Homely and unpretentious, The Middle Child presents its audience with a fast-paced hour of comedic experimentation, which, although at times clumsy, unearths glimmers of true hilarity.
The show revolves around an apparently conventional but secretly dysfunctional nuclear family, complete with Mum, Dad, older brother, younger brother, and the poor, neglected, nameless middle child, who runs away from home when her relatives forget her birthday. This story is interwoven with short sketches inspired by phrases and images from the overarching narrative, which serve to plunge us into a sort of parallel universe of slapstick, farce and observational comedy. Therefore, while we begin within the comfortable bounds of the family home, we soon hurtle into a nonsensical jumble of scenarios ranging from that scene in Ghost (you know the one), to a reworking of The Chronicles of Narnia.
To structure the show in this way is, in theory, a clever idea, but in reality, the frequent and often unannounced departures from the storyline made for a disjointed and confusing effect. It was often difficult to work out how each scene related to the last, as actors swapped roles unnecessarily and some jokes seemed to wrap up before they ever reached their punch-line. This was not helped by the fact that, in several sequences, the whole cast were overcome with a paralysing, incurable laughter, which brought us all tumbling out of our investment in the scene and back into real life. Although these little hiccups were often funny in themselves, they seemed to weaken the comedic potential of the show as a whole, as they allowed the scepticism of reality to seep into its cheerful absurdity.

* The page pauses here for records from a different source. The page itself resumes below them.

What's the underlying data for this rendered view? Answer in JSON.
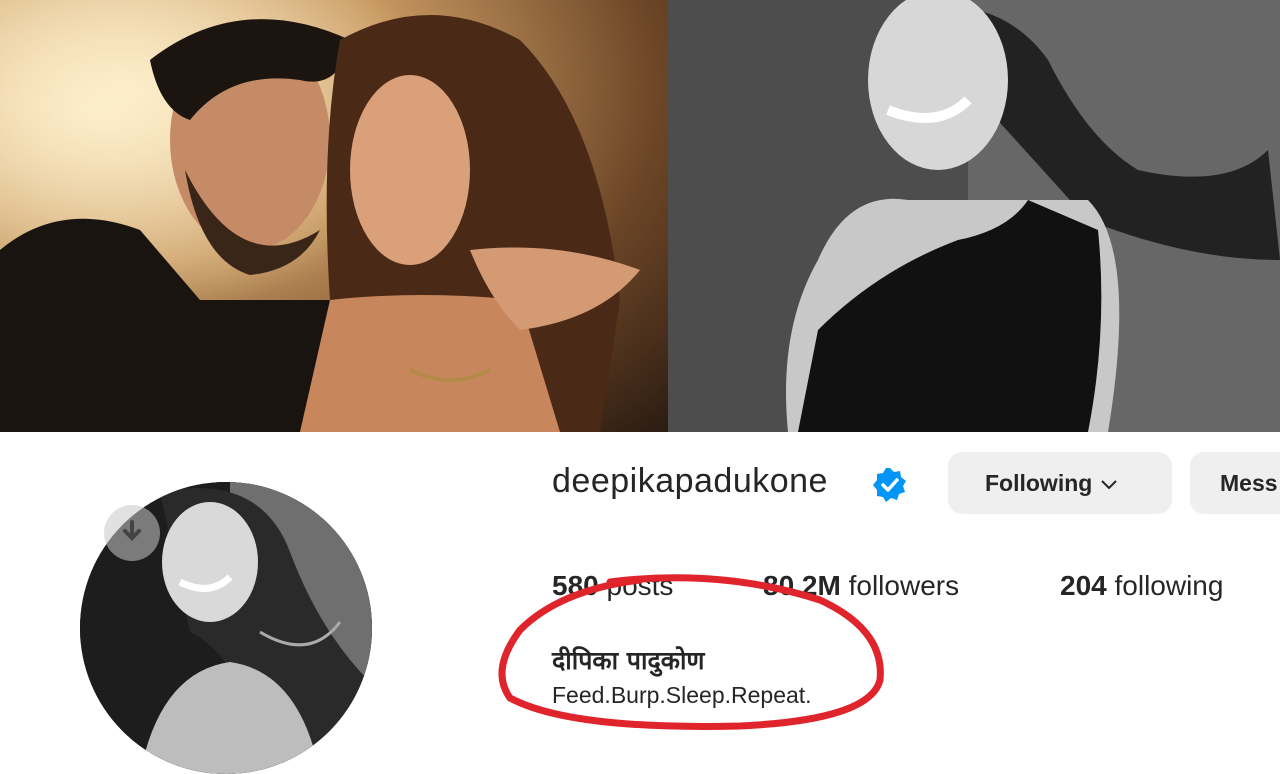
{
  "profile": {
    "username": "deepikapadukone",
    "verified": true,
    "full_name": "दीपिका पादुकोण",
    "bio": "Feed.Burp.Sleep.Repeat."
  },
  "actions": {
    "following_label": "Following",
    "message_label": "Mess"
  },
  "stats": {
    "posts_value": "580",
    "posts_label": "posts",
    "followers_value": "80.2M",
    "followers_label": "followers",
    "following_value": "204",
    "following_label": "following"
  },
  "icons": {
    "verified": "verified-badge-icon",
    "chevron": "chevron-down-icon",
    "download": "download-icon"
  },
  "colors": {
    "verified_blue": "#0095f6",
    "annotation_red": "#e0242c",
    "button_bg": "#efefef",
    "text": "#262626"
  }
}
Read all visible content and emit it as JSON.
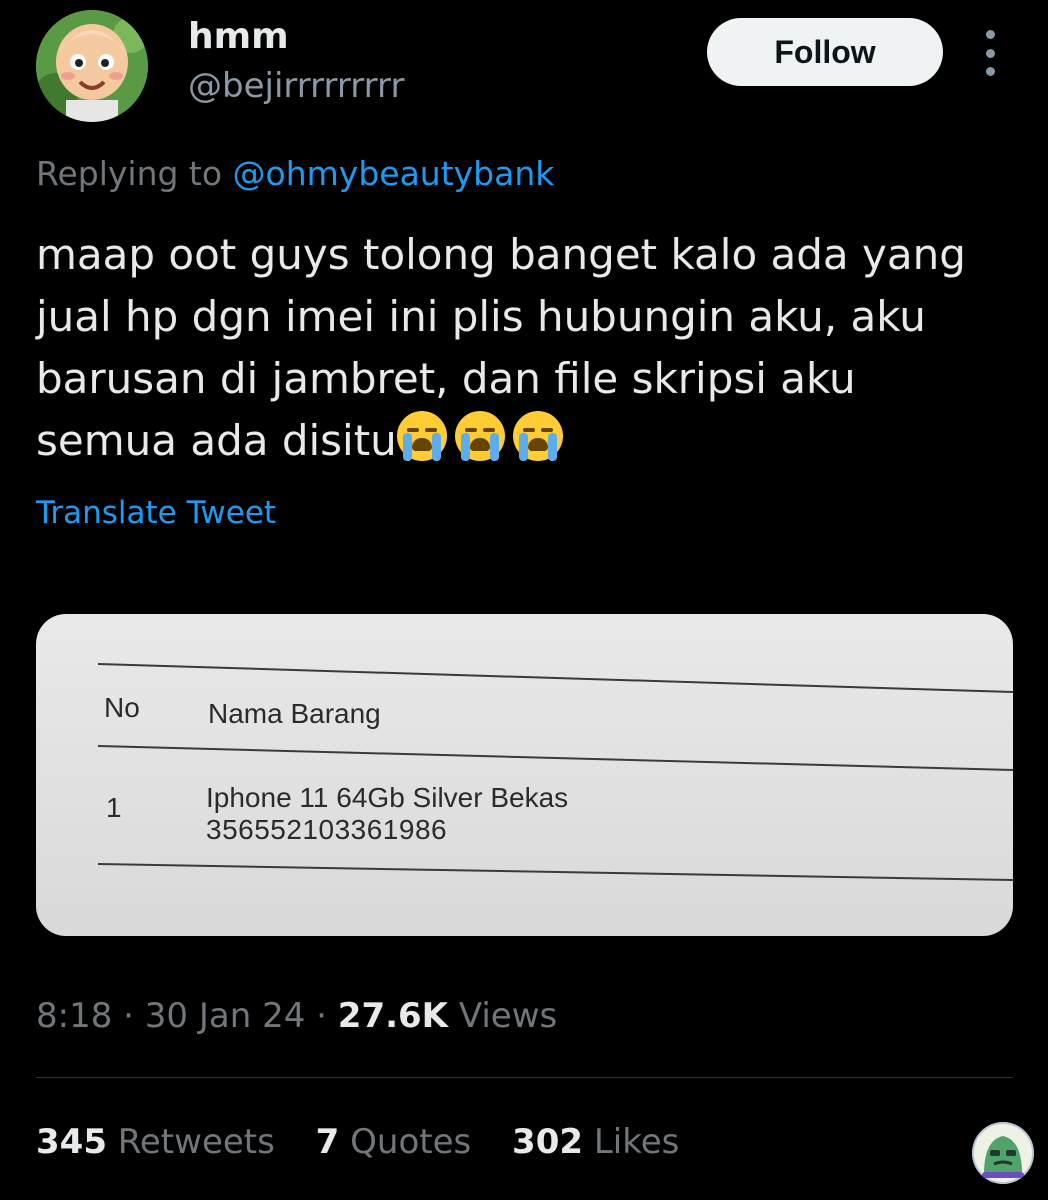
{
  "author": {
    "display_name": "hmm",
    "handle": "@bejirrrrrrrrr",
    "avatar_icon": "cartoon-boy-avatar-icon"
  },
  "follow_label": "Follow",
  "more_icon": "more-vertical-icon",
  "reply": {
    "prefix": "Replying to",
    "mention": "@ohmybeautybank"
  },
  "tweet": {
    "lines": [
      "maap oot guys tolong banget kalo ada yang",
      "jual hp dgn imei ini plis hubungin aku, aku",
      "barusan di jambret, dan file skripsi aku",
      "semua ada disitu"
    ],
    "emoji_icon": "loudly-crying-face-icon",
    "emoji_count": 3
  },
  "translate_label": "Translate Tweet",
  "media": {
    "col_no": "No",
    "col_name": "Nama Barang",
    "row_no": "1",
    "item_name": "Iphone 11 64Gb Silver Bekas",
    "imei": "356552103361986"
  },
  "meta": {
    "time": "8:18",
    "sep1": "·",
    "date": "30 Jan 24",
    "sep2": "·",
    "views_count": "27.6K",
    "views_label": "Views"
  },
  "stats": {
    "retweets_count": "345",
    "retweets_label": "Retweets",
    "quotes_count": "7",
    "quotes_label": "Quotes",
    "likes_count": "302",
    "likes_label": "Likes"
  },
  "corner_icon": "green-character-sticker-icon",
  "colors": {
    "background": "#000000",
    "primary_text": "#e7e9ea",
    "secondary_text": "#71767b",
    "link_blue": "#1d9bf0",
    "follow_button_bg": "#eff3f4"
  }
}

Saying this, there were also times when an acutely observed, perfectly executed scene seemed to rise suddenly out of the surrounding commotion of half-realised ideas. In one sketch, the whole cast morphed into a team of newsreaders, caricaturing their over-pronounced consonants, their zealously insincere grins, and their uncanny ability to fill a whole programme with nothing at all. Other successful sequences targeted the infuriating feebleness of a Virgin Trains’ driver brought to a halt by signal failure, the strange logic of a Monopoly board, and the sickening banality of the talentless Youtuber. Although all of the performers displayed an impressive knack for mimicry in these scenes, it was Emil Sands who stood out, as he slipped effortlessly into the physicality of his different characters, cleverly evoking their different postures and voices. Sophie Atherton and Lottie Elton also reflected a keen eye for detail in their roles, sensitively reproducing the passionate moods of teenage girls, the fussing gestures of middle-aged mothers and doddering cheekiness of little old ladies in effective and well-timed gags.

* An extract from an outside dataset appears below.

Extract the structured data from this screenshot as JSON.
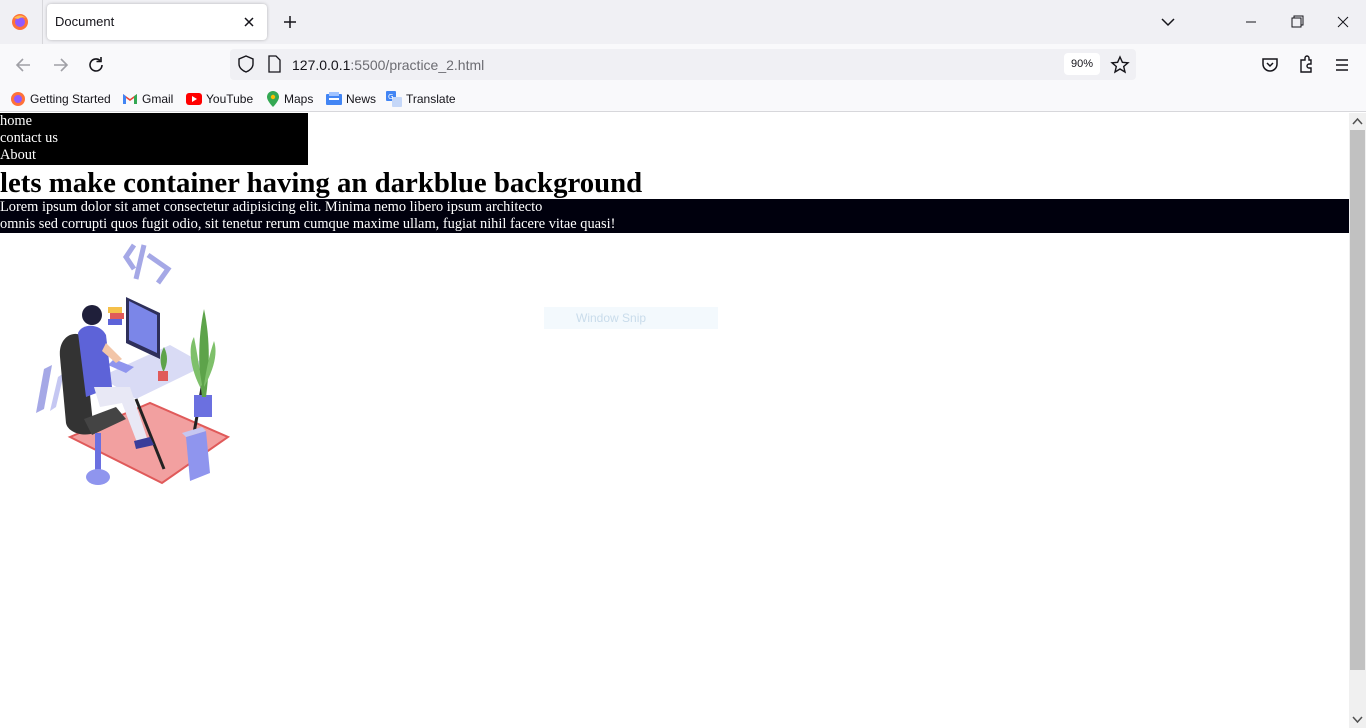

Despite its chaotic and unpolished presentation, The Middle Child has the potential to be a really funny show. The cast and their directors would do well to concentrate on the sketches which work well, and to forget those that don’t, so that they might explore the full comedic scope of their more successful sequences. This might also help to organise the content into a more relatable structure, rather than allowing it to flit from scene to scene with the randomness of an incoherent stream of consciousness. However, regardless of these small weaknesses, the energy and enthusiasm of the actors still managed to produce a warm and inviting performance, which brought smiles to the faces of everyone in the audience.